The intelligent warehouse logistics system (IWLS) is an essential component in the emerging industry 5.0. To well assist the IWLS, advanced network architecture and control policies with the adaptive capability to the variation of traffic should be specially designed. In this paper, we consider an air-and-ground cooperative wireless network that enables dynamic coverage to support the flexible scheduling of the automatic guided vehicles (AGVs) in the IWLS. Jointly considering the dynamic deployment of unmanned aerial vehicles (UAVs) as well as the adaptive power control of AGVs, we formulate a two time-scale network control problem to minimize the transmission power consumption of all AGVs under their individual rate requirement.

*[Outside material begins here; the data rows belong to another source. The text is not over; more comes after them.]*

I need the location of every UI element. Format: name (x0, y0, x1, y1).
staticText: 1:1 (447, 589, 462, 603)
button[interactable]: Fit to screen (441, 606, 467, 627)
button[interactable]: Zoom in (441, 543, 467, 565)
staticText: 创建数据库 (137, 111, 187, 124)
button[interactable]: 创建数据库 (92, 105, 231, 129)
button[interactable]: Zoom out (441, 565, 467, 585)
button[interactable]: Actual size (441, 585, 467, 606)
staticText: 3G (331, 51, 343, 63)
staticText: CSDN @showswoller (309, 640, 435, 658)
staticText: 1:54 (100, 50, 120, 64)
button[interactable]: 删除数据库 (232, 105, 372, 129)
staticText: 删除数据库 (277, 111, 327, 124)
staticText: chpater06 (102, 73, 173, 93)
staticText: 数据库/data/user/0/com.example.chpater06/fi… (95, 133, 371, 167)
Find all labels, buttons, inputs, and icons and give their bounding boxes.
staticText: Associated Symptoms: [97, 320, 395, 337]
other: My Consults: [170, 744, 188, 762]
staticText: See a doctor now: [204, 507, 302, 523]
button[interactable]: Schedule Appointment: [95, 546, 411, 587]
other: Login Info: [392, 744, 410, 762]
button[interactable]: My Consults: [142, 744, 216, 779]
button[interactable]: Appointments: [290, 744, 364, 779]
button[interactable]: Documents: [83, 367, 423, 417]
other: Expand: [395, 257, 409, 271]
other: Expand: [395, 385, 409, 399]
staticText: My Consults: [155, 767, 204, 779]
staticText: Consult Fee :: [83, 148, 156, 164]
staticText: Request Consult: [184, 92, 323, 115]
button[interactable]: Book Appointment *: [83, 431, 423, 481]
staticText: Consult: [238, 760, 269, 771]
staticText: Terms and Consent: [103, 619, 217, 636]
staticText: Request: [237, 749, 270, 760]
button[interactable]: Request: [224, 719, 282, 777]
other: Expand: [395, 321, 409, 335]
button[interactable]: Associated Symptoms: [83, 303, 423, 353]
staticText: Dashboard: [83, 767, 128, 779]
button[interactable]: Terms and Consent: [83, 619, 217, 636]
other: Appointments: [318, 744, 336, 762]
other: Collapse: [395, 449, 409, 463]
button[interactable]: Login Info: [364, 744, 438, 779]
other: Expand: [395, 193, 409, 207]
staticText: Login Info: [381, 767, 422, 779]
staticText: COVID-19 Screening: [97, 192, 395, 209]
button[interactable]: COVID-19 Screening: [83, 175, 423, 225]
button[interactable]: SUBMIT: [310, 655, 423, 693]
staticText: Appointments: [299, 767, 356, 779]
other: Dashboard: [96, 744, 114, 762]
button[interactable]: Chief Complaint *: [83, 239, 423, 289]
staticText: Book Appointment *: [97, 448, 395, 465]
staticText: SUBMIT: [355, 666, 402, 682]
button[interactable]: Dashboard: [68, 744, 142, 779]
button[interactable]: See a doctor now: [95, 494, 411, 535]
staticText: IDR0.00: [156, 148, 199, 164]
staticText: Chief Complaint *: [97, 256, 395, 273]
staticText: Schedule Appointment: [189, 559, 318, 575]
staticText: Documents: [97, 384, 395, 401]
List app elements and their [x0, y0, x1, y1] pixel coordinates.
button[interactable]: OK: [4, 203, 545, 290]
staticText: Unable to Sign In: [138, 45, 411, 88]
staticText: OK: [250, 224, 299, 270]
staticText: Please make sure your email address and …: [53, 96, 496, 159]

On large time scales, we first propose a particle swarm optimization based algorithm (PSOA) to obtain the deployment position of the ABS. Then, using the results of the PSOA as training data, we design a deep neural network (DNN) framework aimed at reducing the computational time of the PSOA. On small time scales, we devise an online power control algorithm (OPCA) by using some of stochastic network optimization methods. With current channel conditions, the OPCA can generate the real-time power control policy and ensure the long-term rate requirement. Numerical simulations indicate that the DNN framework enhances the coverage performance of the network only consuming a few milliseconds of computation time. Incorporated with the OPCA, the total transmission power of the AGVs is significantly reduced.